Still clutching the gun in both hands, she bawled.
23
Distress Call
Time lost meaning to Kerys. She wept uncontrollably, kneeling in the dark underground chamber on silt-coated stone, six feet from the body of the first person she’d ever thought of as a father figure, the first man she’d trusted after Will. A man she had killed. So what if alien microbes had left him violently deranged? He’d shown her a bit of sensitivity she felt certain few people had ever been allowed to see in him. And now he’d died because of her.
Kerys growled into her hands. No. Not because of her.
Because of Will’s carelessness.
For a day and a few hours, she’d almost had a family.
She couldn’t possibly carry him up a ladder to the infirmary, but the reservoir chamber felt enough like a tomb already. Who am I kidding? I’m never getting out of here. I’m probably already infected. Maybe I’ve snapped and I don’t know it. Do crazy people know they’re crazy? What if I’m the one that went nuts and Gensch was trying to stop me?
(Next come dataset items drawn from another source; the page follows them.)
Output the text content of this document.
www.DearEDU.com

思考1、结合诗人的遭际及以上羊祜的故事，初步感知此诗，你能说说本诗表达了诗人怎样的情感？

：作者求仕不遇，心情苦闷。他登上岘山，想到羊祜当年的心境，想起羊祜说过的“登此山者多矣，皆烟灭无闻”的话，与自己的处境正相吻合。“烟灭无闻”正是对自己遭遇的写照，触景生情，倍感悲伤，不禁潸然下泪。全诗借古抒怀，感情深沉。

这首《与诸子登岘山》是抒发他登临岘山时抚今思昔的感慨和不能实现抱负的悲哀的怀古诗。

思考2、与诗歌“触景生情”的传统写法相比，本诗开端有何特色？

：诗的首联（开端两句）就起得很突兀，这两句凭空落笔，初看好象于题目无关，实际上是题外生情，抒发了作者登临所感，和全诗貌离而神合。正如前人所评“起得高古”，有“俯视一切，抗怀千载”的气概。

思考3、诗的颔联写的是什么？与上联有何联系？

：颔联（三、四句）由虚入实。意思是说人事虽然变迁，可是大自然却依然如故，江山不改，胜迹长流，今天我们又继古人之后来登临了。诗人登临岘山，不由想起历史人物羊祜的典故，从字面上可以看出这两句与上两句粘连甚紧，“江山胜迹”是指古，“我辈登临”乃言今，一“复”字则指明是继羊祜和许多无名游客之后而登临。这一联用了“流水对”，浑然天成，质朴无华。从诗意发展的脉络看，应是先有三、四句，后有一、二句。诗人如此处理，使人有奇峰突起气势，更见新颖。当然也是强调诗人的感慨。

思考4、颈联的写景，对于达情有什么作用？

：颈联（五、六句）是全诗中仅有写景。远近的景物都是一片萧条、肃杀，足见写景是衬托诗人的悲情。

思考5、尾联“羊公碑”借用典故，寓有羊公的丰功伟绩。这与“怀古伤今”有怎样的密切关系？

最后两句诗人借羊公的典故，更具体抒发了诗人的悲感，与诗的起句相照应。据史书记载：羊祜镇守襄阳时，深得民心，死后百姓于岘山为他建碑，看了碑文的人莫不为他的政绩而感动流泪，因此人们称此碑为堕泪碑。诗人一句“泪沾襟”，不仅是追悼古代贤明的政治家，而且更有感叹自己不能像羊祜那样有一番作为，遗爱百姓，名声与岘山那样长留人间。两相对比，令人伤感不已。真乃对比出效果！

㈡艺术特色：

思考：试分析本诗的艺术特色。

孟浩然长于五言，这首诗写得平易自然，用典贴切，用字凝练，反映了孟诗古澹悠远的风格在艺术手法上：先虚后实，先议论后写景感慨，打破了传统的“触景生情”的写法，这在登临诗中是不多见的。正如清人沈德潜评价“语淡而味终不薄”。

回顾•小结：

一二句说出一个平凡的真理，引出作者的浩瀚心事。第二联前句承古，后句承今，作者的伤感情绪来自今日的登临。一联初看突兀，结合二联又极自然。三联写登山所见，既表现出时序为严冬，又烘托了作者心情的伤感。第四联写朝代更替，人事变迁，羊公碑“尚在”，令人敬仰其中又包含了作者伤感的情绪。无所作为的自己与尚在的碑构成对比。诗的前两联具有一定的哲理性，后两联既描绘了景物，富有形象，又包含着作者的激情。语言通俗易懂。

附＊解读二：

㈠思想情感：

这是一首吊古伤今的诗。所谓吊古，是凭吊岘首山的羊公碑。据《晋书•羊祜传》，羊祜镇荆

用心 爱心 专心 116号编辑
All the low moments in her life when she’d ever asked fate why she had been denied a father replayed. Eliza came to mind, a childhood friend with an awesome dad who she’d been jealous of. Night after night of shouting matches with Mom followed. Whenever they argued over schoolwork or extra-curricular activities she hadn’t been interested in, her mother would always ask the ceiling to send her useless father home to take her useless child away. Mom always called her useless if she didn’t get perfect grades or be in the top five percent at whatever activity she’d been forced into. For most of her teen years, Kerys had believed it. Even now, deep down inside, she felt useless. Powerless to stand up to the other team who stole her work. Powerless to help anyone here. Powerless to get off this planet. Just like mother said―worthless.
Eventually, Kerys dwelled on her college days, specifically how she’d avoided her small circle of friends whenever they started talking about going home for the holidays. She’d rather be alone in a dorm, and she didn’t need to hear how happy they all were to go home.